Ceterum Italia gravius atque atrocius quam bello adflictabatur. dispersi per municipia et colonias Vitelliani spoliare, rapere, vi et stupris polluere: in omne fas nefasque avidi aut venales non sacro, non profano abstinebant.
Translation :
Italy, however, was prostrated under sufferings heavier and more terrible than the evils of war. The soldiers of Vitellius, dispersed through the municipal towns and colonies, were robbing and plundering and polluting every place with violence and lust. Everything, lawful or unlawful, they were ready to seize or to sell, sparing nothing, sacred or profane.
Edition :
Historiae. Cornelius Tacitus. Charles Dennis Fisher. Clarendon Press. Oxford. 1911.

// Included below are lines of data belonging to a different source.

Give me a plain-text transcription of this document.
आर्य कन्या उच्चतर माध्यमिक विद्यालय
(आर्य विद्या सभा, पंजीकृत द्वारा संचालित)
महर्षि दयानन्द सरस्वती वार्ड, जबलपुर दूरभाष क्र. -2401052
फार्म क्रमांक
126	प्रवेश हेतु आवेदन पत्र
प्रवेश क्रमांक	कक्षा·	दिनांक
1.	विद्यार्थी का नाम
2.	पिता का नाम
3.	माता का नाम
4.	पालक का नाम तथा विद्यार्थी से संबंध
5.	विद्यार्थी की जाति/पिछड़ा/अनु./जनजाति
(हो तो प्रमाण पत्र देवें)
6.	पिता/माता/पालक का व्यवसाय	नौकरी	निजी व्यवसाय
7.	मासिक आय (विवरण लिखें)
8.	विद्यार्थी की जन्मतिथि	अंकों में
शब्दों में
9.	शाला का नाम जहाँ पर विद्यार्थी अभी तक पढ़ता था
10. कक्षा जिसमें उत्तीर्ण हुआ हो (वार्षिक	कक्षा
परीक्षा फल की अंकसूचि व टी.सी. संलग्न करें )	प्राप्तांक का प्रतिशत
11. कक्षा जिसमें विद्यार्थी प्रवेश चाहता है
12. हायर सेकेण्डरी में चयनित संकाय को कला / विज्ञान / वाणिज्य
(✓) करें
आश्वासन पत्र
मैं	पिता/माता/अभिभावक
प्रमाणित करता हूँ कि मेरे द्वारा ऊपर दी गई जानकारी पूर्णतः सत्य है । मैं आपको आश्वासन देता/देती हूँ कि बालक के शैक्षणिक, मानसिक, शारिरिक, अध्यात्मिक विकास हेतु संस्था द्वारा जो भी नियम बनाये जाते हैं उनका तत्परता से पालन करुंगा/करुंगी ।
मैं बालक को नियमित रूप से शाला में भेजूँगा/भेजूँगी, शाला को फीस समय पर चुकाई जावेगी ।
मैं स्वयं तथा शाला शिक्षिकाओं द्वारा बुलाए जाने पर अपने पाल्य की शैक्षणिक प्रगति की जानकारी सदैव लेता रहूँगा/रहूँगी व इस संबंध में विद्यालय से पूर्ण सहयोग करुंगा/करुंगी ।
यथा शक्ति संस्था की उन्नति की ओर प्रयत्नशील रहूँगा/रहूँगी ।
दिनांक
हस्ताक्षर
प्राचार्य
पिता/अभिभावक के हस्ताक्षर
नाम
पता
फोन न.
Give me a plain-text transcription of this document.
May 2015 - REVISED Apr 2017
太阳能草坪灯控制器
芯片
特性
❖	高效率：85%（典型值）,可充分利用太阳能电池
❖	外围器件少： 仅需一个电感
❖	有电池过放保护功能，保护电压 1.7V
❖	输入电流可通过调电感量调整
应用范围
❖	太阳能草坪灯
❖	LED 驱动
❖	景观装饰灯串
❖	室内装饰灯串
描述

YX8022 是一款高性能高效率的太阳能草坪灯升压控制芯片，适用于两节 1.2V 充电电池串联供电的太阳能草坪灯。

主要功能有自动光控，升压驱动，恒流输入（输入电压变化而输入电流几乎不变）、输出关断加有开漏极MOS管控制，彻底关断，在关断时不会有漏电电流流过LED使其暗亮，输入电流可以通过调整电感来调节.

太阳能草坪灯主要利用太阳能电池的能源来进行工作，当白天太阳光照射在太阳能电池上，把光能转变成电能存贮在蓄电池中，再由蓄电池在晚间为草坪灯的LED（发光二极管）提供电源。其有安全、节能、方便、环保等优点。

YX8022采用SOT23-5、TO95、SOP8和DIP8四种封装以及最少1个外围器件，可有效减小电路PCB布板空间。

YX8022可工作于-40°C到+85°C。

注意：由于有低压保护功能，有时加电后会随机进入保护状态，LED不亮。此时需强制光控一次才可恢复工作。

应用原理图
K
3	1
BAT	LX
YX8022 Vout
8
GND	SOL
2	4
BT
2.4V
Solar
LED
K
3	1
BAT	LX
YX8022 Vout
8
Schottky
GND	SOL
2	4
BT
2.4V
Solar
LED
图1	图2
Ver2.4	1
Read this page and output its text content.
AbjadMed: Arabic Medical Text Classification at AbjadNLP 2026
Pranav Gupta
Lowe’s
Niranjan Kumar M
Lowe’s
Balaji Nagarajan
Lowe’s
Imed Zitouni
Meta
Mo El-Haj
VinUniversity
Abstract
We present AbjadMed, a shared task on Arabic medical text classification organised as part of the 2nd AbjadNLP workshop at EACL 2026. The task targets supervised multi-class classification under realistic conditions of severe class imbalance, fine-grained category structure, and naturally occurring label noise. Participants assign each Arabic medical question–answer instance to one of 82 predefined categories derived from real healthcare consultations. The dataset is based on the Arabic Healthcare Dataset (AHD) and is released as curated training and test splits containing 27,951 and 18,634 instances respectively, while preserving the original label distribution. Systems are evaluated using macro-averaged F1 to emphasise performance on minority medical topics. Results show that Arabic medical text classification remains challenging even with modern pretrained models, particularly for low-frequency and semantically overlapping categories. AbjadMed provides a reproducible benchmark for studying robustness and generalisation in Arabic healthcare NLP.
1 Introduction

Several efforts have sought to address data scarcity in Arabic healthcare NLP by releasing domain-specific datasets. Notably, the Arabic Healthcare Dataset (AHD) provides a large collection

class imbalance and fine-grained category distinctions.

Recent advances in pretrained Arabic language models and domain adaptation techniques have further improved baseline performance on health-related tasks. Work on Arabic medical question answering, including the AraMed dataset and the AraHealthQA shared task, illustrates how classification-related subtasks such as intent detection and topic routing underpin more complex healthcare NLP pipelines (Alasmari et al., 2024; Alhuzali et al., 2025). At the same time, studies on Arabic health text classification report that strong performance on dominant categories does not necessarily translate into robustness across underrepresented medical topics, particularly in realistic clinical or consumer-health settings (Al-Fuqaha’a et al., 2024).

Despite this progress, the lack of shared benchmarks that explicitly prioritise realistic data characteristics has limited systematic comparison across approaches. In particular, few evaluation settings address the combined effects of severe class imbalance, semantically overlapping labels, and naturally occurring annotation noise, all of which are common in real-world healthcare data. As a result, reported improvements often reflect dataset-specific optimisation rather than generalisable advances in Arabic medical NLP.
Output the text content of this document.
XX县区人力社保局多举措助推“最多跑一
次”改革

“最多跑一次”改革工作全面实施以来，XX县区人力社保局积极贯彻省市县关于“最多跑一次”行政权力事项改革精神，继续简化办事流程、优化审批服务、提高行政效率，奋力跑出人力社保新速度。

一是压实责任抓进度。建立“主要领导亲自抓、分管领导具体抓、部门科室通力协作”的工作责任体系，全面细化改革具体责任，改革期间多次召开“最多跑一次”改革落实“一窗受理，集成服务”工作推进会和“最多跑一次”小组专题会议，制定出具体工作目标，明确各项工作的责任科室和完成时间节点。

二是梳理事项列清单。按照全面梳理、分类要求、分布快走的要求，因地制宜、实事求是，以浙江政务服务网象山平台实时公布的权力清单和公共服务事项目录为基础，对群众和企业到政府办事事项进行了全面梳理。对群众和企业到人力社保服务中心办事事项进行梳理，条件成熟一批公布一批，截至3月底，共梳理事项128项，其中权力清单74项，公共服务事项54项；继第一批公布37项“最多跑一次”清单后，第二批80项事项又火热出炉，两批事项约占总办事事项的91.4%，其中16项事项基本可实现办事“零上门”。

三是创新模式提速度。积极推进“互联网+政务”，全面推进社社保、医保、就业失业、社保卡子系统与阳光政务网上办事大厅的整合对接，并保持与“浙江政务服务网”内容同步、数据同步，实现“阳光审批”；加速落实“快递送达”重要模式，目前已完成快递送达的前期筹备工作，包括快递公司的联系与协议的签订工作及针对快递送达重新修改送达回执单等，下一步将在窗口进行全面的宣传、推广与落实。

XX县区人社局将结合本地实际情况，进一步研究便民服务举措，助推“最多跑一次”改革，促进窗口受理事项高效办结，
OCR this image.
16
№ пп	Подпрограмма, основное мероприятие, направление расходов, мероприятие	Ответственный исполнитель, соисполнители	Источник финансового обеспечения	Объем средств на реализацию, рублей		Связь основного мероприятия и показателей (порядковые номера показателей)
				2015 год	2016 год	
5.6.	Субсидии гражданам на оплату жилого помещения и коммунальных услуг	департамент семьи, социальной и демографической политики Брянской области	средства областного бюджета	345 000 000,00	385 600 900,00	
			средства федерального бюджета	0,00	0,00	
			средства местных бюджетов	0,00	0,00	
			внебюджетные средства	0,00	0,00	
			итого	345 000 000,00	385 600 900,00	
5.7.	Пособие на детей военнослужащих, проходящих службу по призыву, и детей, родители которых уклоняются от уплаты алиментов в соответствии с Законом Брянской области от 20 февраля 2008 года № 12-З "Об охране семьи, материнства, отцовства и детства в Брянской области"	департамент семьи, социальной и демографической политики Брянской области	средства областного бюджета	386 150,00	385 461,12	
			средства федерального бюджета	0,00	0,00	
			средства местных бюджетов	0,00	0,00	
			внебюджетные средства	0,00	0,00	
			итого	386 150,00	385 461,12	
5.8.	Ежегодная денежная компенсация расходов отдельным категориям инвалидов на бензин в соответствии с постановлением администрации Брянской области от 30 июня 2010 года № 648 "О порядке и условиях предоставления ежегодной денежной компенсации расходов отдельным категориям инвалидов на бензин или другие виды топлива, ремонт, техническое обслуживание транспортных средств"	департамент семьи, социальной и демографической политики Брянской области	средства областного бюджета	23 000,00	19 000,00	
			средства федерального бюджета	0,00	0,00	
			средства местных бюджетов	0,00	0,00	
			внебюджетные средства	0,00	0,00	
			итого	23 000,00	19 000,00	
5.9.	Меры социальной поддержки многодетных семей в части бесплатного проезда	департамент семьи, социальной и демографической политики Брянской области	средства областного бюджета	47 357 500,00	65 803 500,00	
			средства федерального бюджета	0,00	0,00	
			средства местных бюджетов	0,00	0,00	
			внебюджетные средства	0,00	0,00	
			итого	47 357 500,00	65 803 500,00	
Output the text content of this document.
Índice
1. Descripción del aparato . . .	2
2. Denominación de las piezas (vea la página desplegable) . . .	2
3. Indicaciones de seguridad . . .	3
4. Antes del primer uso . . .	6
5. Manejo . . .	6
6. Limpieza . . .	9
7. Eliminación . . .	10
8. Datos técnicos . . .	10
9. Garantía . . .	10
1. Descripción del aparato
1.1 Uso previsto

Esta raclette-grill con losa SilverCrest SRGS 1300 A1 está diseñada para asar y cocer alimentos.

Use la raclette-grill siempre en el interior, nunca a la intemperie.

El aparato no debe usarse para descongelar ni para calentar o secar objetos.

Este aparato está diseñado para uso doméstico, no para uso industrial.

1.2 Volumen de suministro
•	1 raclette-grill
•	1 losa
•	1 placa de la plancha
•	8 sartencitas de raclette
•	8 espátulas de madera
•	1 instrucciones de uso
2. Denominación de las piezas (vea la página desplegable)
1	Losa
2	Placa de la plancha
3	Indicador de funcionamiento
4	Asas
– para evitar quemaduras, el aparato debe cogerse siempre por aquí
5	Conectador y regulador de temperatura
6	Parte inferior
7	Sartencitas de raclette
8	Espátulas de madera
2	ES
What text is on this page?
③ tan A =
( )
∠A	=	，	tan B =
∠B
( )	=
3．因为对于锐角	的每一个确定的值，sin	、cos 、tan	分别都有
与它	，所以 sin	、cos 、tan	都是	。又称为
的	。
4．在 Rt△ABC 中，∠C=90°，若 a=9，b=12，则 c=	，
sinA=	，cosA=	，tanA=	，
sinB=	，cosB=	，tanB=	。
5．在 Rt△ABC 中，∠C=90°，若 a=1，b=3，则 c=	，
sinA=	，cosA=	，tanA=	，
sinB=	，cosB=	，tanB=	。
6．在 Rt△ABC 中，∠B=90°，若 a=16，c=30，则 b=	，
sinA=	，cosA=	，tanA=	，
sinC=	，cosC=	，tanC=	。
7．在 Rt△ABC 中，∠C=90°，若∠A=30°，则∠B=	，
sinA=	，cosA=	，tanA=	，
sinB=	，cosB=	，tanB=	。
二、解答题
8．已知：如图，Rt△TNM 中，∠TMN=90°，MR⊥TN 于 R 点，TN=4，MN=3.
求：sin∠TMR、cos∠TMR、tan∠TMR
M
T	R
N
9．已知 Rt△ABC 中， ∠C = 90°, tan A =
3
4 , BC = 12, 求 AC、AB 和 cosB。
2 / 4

Complete Works of Tacitus. Tacitus. Alfred John Church. William Jackson Brodribb. Sara Bryant. edited for Perseus. New York. : Random House, Inc. Random House, Inc. 1873. reprinted 1942.
Remark :
thirdperson: On the generals, Tacitus says: "Caecina indeed was not so rapacious as he was fond of popularity; Valens was so notorious for his dishonest gains and peculations that he was disposed to conceal the crimes of others." (Tac.Hist.2.56)
Notes :
Some soldiers specifically target the wealthy and their estates, described in: "Roman troops of Vitellius target wealthy estates to plunder."